It’s been a busy few weeks since the election, setting up my office for the new constituency of Bolton South and Walkden, catching up with constituent casework and meeting with local community groups and businesses. Last week I also met the chief executive of Bolton Hospital alongside our two new Bolton MPs.
I know from regular meetings at Bolton Hospital in the past few years that things have been difficult.
The NHS has been facing the worse crisis in its history. When I told ministers in the previous government that patients were being failed on a daily basis, that wasn’t political rhetoric, but the daily reality faced by millions of people.
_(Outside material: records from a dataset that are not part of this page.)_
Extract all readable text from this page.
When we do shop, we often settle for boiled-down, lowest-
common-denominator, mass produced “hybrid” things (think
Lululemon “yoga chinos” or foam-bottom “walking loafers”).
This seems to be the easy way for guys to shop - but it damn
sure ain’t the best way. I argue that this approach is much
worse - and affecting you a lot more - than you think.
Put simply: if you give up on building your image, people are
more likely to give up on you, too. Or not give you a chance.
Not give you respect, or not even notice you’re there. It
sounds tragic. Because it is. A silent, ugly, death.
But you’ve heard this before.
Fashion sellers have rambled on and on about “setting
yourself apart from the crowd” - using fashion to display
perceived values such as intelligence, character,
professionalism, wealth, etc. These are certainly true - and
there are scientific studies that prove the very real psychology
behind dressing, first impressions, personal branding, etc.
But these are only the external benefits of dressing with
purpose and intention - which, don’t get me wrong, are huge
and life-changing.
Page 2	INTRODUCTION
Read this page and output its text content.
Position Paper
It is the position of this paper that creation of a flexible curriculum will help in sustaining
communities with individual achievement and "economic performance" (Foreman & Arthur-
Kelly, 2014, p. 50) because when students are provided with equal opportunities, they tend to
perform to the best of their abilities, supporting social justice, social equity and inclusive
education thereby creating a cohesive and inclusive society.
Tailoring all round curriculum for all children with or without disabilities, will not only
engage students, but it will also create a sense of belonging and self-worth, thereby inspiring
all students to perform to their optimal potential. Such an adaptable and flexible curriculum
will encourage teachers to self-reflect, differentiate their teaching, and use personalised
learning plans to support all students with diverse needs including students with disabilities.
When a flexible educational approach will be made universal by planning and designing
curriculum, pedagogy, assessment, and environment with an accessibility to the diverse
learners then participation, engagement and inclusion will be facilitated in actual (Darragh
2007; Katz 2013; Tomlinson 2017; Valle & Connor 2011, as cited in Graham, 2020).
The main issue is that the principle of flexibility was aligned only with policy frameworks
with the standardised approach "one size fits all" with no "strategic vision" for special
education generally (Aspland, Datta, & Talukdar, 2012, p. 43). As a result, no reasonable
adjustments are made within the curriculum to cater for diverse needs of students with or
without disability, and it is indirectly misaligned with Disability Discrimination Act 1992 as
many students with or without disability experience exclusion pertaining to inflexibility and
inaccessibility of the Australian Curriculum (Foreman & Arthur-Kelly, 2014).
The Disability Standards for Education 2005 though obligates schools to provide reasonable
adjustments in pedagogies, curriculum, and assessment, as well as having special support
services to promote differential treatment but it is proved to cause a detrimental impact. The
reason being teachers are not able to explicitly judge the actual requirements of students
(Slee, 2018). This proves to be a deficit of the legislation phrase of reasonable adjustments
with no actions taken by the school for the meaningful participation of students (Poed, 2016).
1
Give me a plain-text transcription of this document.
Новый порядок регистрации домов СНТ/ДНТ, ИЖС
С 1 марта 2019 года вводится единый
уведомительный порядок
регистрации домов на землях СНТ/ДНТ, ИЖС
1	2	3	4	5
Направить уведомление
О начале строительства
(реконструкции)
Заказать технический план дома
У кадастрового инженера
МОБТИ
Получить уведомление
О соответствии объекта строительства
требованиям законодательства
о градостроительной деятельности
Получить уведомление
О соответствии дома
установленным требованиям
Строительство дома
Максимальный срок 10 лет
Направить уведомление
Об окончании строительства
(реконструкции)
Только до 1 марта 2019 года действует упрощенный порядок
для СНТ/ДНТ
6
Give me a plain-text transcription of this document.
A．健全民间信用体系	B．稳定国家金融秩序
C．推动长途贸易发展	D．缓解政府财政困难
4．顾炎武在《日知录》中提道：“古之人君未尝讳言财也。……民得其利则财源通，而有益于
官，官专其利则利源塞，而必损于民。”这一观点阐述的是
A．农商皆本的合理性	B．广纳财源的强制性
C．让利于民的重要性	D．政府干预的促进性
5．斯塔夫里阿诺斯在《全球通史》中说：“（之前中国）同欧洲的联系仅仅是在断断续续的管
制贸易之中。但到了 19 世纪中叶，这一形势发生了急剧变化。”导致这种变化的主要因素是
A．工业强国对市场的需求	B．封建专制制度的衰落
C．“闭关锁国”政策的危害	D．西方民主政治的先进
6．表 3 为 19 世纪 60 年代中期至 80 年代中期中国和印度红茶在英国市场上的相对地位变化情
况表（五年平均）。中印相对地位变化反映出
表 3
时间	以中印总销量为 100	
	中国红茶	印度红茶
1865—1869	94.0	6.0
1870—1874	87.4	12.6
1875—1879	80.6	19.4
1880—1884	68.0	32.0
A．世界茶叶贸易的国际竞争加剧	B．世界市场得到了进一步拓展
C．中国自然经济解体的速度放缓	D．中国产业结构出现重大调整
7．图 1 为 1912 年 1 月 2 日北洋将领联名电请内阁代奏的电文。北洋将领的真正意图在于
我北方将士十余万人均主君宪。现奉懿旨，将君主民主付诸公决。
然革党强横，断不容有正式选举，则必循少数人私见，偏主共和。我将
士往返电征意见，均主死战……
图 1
NHS performance is currently well below the levels patients rightly expect. Recent data shows that 75 per cent of people waited under four hours in A&E, when the target is 95 per cent; only 59 per cent of patients waited under 18 weeks for planned hospital treatment when the target is 92 per cent; and the average ambulance response time to conditions like strokes and heart attacks was over 34 minutes when the standard is 18 minutes.
For the last fourteen years as an MP, I have prioritised campaigning on NHS reform and, like so many, I am hopeful about the prospect of our new Labour government delivering the changes that we desperately need to see.
Within a month of taking office, we have already negotiated a fair pay deal for junior doctors. The last government presided over the worst set of strikes in a generation causing delays, chaos, and misery. Now a Labour government is resetting relationships with NHS staff so we can finally start working together to bring down waiting lists and fix the broken NHS.
Similarly, GPs with whom I speak regularly in Bolton have told me about the pressure facing their practices and patients who have struggled to get an appointment. We now have a Labour government that is taking immediate action to hire 1,000 new GPs who would otherwise be unemployed. It's absurd that people can’t book appointments while some GPs can’t find work.
This is just the first step in the long-term work of shifting the focus of healthcare out of hospitals and into the community to fix the front door to the NHS. We need to work with GPs to rebuild our NHS so it’s there for us all of us when we need it.
For the first time in over a decade we have a government who is honest about the challenges facing our health and serious about tackling them.